‘Do you pronounce it Sowthy or Suthy?’ asked a friend when I mentioned I was reviewing this book. Today, that small controversy probably marks the limit of public curiosity as to this remarkably prolific but not otherwise exceptional poet, novelist, historian, critic and political commentator, who flourished as a radical alongside his friend Coleridge in the early stages of the French Revolution, and later retreated to the Lake District where he became a diehard Tory and Poet Laureate, earning himself the contempt of Shelley, Byron and Hazlitt.
This new biography follows relatively recent volumes by Geoffrey Carnall and Mark Storey; it adds little of significance to them. Professor Speck is, for one thing, an historian rather than a literary critic, and he evinces no interest in analysing or exploring Southey’s imaginative writing. His is a very straight-faced and solidly old-fashioned approach to the facts and the documents; it is meticulously researched and amply annotated and calmly objective and, oh dear, oh dear, more than slightly flat and dull.
This is not really Speck’s fault, in as much as Southey can scarcely be made to cut an entrancingly romantic figure. After his firebrand youth, he buckled down to provide for his wife and children. His motto being ‘In labore quies’, he wrote with assiduous Trollopian regularity, and apart from family tragedies his life continued for another 40 years as one of pretty blameless integrity, unmarked by dramatic or scandalous events.
He could be acerbic in his judgment of opponents, but he wasn’t one for feuds or bitterness and, however hardline his Toryism became, it was never irrationally obsessive or mean-spirited. Speck suggests Southey was someone who succeeded — with the help of what he called ‘a strict intellectual regimen’ — in keeping his stock of anger and disappointment bottled up. He loved his children, paid his debts and got on with the job. Did his long and warm friendship with Mary Barker, a woman more simpatico than his stolid wife Edith Fricker, ever breach propriety? Probably not. Yes, it’s sadly difficult to take much interest in such a man.
He was born in 1774, the son of a draper who never prospered. Having been farmed out to wealthier relations, he was sent to board at Westminster, where his anti-Burkean, pro-Republican tendencies finally got him expelled. As an undergraduate at Oxford, he read Rousseau and Godwin, and hatched with Coleridge the socialistic doctrine of ‘pantisocracy’, which they planned to realise in a rigorously egalitarian commune on the banks of the Susquehanna river.
The scheme collapsed in a muddle. Sexual jealousy (Coleridge was married to Edith Fricker’s sister, Sara) was one element; the failure to raise the necessary cash another. But the fundamental problem was the clash between Southey’s mistrust of Coleridge’s reliability and Coleridge’s refusal to accept any compromise of ideological purity.

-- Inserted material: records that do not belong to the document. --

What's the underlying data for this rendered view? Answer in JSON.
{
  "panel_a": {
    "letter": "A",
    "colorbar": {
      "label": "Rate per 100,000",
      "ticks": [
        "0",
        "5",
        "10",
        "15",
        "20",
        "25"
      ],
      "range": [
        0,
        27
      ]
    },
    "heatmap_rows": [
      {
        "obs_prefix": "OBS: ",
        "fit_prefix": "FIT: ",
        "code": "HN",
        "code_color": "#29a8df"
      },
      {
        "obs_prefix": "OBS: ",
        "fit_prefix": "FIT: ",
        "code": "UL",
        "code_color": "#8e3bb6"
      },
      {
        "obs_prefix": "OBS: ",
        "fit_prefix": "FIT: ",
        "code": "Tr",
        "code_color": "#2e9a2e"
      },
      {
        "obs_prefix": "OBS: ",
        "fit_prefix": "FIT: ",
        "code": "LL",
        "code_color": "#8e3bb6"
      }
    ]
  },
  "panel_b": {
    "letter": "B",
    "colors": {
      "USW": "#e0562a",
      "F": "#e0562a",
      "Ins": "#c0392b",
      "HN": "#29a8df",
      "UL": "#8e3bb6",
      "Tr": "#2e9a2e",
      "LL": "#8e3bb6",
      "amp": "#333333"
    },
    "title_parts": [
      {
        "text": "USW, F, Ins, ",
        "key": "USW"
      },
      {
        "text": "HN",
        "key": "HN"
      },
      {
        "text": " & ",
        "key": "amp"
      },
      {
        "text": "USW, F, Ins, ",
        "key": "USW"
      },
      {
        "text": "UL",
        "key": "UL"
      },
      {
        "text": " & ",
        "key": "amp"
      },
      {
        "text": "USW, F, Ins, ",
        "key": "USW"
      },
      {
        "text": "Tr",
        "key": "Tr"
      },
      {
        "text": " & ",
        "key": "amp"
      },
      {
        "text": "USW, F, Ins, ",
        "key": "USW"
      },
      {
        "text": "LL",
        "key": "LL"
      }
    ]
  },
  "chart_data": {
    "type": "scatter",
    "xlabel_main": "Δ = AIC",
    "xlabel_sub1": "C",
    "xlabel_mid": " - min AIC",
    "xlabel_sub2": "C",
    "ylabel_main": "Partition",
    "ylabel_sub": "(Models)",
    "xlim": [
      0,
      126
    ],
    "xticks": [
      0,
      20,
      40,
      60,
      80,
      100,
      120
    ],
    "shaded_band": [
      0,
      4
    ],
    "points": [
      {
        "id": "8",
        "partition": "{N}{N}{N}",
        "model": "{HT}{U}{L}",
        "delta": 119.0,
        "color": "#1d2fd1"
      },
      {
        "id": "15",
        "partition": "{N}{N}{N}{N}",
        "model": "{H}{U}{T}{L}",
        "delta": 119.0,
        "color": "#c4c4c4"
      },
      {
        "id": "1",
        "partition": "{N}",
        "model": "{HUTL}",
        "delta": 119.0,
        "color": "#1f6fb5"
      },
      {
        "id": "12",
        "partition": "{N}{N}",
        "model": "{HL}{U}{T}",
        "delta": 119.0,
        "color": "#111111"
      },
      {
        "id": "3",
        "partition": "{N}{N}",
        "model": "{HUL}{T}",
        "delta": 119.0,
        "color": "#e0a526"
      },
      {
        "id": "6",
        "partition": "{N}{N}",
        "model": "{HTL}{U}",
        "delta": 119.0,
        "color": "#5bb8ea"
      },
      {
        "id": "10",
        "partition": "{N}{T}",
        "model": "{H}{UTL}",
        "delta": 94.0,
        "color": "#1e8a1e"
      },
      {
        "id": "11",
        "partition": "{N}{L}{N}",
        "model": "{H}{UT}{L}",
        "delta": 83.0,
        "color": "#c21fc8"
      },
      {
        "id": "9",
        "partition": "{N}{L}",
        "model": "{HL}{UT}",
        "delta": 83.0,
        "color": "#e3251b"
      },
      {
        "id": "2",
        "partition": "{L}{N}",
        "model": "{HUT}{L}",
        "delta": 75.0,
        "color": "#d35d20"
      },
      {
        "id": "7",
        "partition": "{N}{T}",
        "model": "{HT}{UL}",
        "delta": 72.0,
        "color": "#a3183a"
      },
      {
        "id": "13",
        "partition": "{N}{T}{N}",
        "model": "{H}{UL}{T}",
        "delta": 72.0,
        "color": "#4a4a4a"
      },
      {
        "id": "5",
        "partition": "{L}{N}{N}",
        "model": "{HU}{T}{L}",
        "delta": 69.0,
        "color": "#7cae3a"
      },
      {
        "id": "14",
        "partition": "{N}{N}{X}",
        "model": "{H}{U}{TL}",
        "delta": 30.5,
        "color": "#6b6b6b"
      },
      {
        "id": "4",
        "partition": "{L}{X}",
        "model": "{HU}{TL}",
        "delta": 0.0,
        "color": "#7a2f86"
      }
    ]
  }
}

By the turn of the century, Southey’s practicality of spirit had steered him to the Right, where he would staunchly remain — fervently antagonistic to Napoleonic tyranny, an opponent of Catholic emancipation and Calvinist puritanism alike, and a sceptic on all proposed extensions of democracy (he decided that the cholera epidemic of 1832 was judgment on the nation’s folly in passing the Reform Bill). Only the co-operative movement gave him any hope that the lower orders might significantly better themselves.
The first part of his literary career was dominated by the production of fustian epic poems on exotic subjects such as Thalaba the Destroyer, Madoc, The Curse of Kehama and Roderick, The Last of the Goths. Extracts reproduced by Professor Speck do not encourage one to investigate them further, though they were popular in their time and had some influence on Byron. After he became Poet Laureate in 1813, Clio replaced Calliope as his muse, and he increasingly concentrated on history and biography. A sympathetic life of Nelson has remained in print for the best part of 200 years, and a chronicle of Brazil still has admirers; his voluminous works on the Peninsular War and the Protestant Church have long been forgotten.
Until ‘an organic affliction of the brain’ softened his mind (he died in 1843), Southey never stopped writing; he wasn’t driven by genius, and what he thought he could achieve is not clear. Carlyle visited him when he was an old man, and felt him to be ‘militant in his aspect — in the eyes especially was visible a mixture of sorrow and of anger, or of angry contempt, as if his indignant fight with the world had not yet ended in victory, but also never should in defeat’. This is quoted in Speck’s preface, and it’s the most intriguing insight into Southey’s psychology that this worthy book has to offer. Elsewhere, there is no sense of his inner life — perhaps he was too busy to have one.
And as to the initial question, no solution is offered: Sowthy or Suthy. Does anybody really care?